In case you were in any doubt, Xi also talked about “forming powerful countermeasures and deterrent capabilities based on artificially cutting off supply to foreigners”.

Since Margaret Thatcher left office, Britain has deindustrialised more than any other G20 country.

Perhaps it’s another area where we should learn from Asia: South Korea has nine times more robots per manufacturing worker than the UK, yet since the Lawson era the UK has slashed capital allowances which support such investment.

As a recent report for the Levelling Up Taskforce found, such allowances also tend to help poorer areas more.

Staying nimble

The Government was panned at the time for not joining the EU’s joint procurement of the vaccine.  But the team who secured more vaccine orders for the UK than any other large country showed the benefits of being small and agile.

We need to apply the same agility and flexibility to our exit from the pandemic.

I totally understand why people want to set hard dates to reopen. We are all desperate to get back to normality.
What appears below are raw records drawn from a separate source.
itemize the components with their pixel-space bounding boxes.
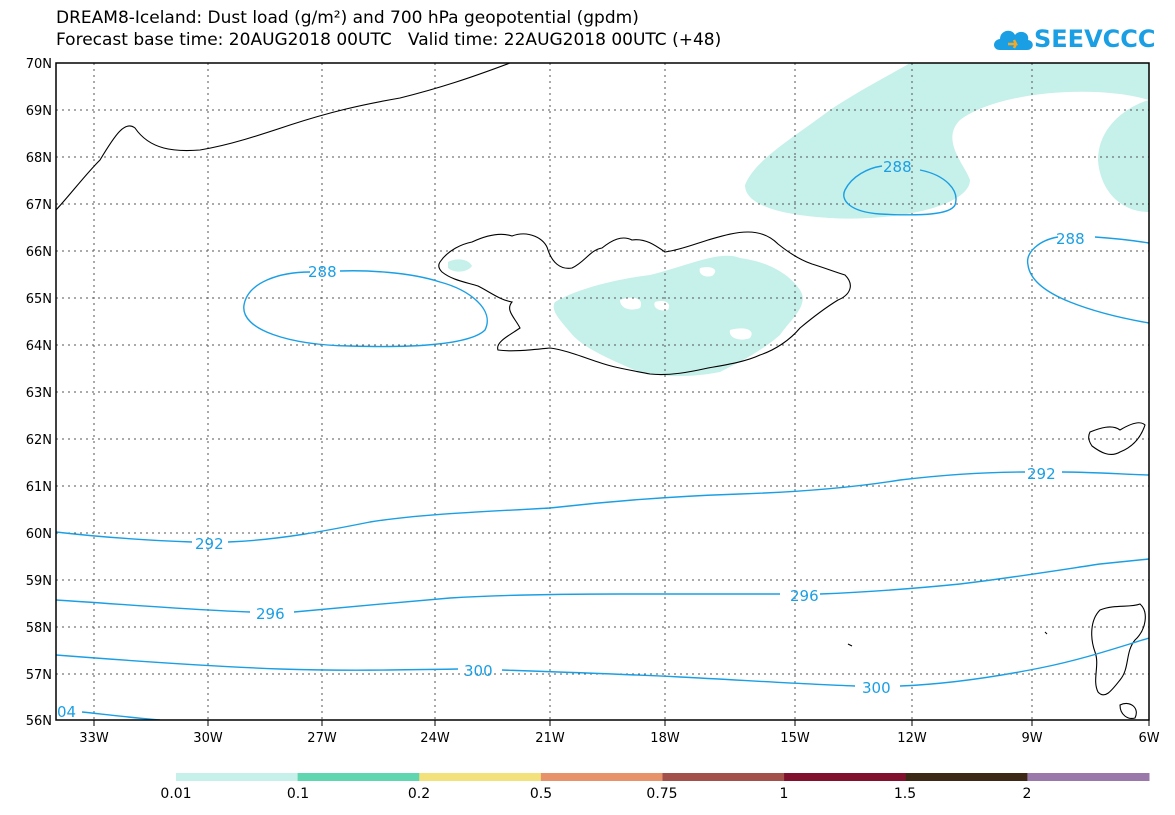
lat-label: 69N	[26, 104, 52, 119]
contour-labels: 288 288 288 292 292 296 296 300 300 04	[57, 158, 1085, 721]
axis-ticks	[93, 720, 1150, 726]
lon-label: 21W	[535, 731, 565, 746]
legend-label: 0.75	[646, 786, 677, 802]
lat-label: 59N	[26, 574, 52, 589]
legend-swatch	[784, 773, 907, 781]
lat-label: 70N	[26, 57, 52, 72]
legend-swatch	[297, 773, 420, 781]
legend-swatch	[419, 773, 542, 781]
lon-label: 24W	[420, 731, 450, 746]
legend-colorbar	[176, 773, 1150, 781]
legend-swatch	[540, 773, 663, 781]
longitude-labels: 33W 30W 27W 24W 21W 18W 15W 12W 9W 6W	[79, 731, 1159, 746]
lon-label: 6W	[1138, 731, 1159, 746]
map-frame	[55, 62, 1150, 721]
legend-label: 2	[1023, 786, 1032, 802]
legend-label: 0.01	[160, 786, 191, 802]
contour-label: 300	[464, 662, 493, 680]
lon-label: 15W	[780, 731, 810, 746]
contour-label: 296	[790, 587, 819, 605]
lat-label: 64N	[26, 339, 52, 354]
legend-labels: 0.01 0.1 0.2 0.5 0.75 1 1.5 2	[160, 786, 1031, 802]
lat-label: 56N	[26, 714, 52, 729]
contour-label: 04	[57, 703, 76, 721]
contour-label: 296	[256, 605, 285, 623]
lon-label: 18W	[650, 731, 680, 746]
lon-label: 12W	[897, 731, 927, 746]
lat-label: 62N	[26, 433, 52, 448]
lat-label: 57N	[26, 668, 52, 683]
legend-label: 1	[780, 786, 789, 802]
lat-label: 65N	[26, 292, 52, 307]
latitude-labels: 70N 69N 68N 67N 66N 65N 64N 63N 62N 61N …	[26, 57, 52, 729]
lat-label: 61N	[26, 480, 52, 495]
lon-label: 33W	[79, 731, 109, 746]
lat-label: 67N	[26, 198, 52, 213]
legend-label: 0.5	[530, 786, 552, 802]
legend-label: 1.5	[894, 786, 916, 802]
contour-label: 292	[1027, 465, 1056, 483]
contour-label: 288	[883, 158, 912, 176]
lat-label: 60N	[26, 527, 52, 542]
logo-text: SEEVCCC	[1034, 25, 1156, 53]
contour-label: 288	[1056, 230, 1085, 248]
legend-swatch	[662, 773, 785, 781]
lon-label: 27W	[307, 731, 337, 746]
lat-label: 68N	[26, 151, 52, 166]
lat-label: 63N	[26, 386, 52, 401]
contour-label: 288	[308, 263, 337, 281]
lat-label: 66N	[26, 245, 52, 260]
legend-label: 0.1	[287, 786, 309, 802]
contour-label: 300	[862, 679, 891, 697]
legend-label: 0.2	[408, 786, 430, 802]
cloud-icon	[994, 30, 1033, 50]
lat-label: 58N	[26, 621, 52, 636]
lon-label: 9W	[1021, 731, 1042, 746]
contour-label: 292	[195, 535, 224, 553]
title-line-2: Forecast base time: 20AUG2018 00UTC Vali…	[56, 30, 722, 50]
dust-load-shading	[448, 63, 1149, 377]
title-line-1: DREAM8-Iceland: Dust load (g/m²) and 700…	[56, 8, 639, 28]
legend-swatch	[905, 773, 1028, 781]
lon-label: 30W	[193, 731, 223, 746]
graticule	[56, 63, 1149, 720]
geopotential-contours	[56, 165, 1149, 720]
coastlines	[56, 63, 1146, 719]
legend-swatch	[176, 773, 299, 781]
legend-swatch	[1027, 773, 1150, 781]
But there are so many unknowns: how fast cases will fall; what effect school reopening will have; how much protection people get from their first and second vaccinations; how much that stops the spread, not just symptoms; whether new vaccine-resisting strains come here; and how fast we can go on vaccinations…

Given all this we need to stay nimble in the final phase of this. On Friday we delivered 425,000 vaccination doses in England alone. Huge numbers of people are being protected each day.

We will soon jab our way to victory, and end this pandemic.

Afterwards, there’s all kinds of lessons we must learn from it.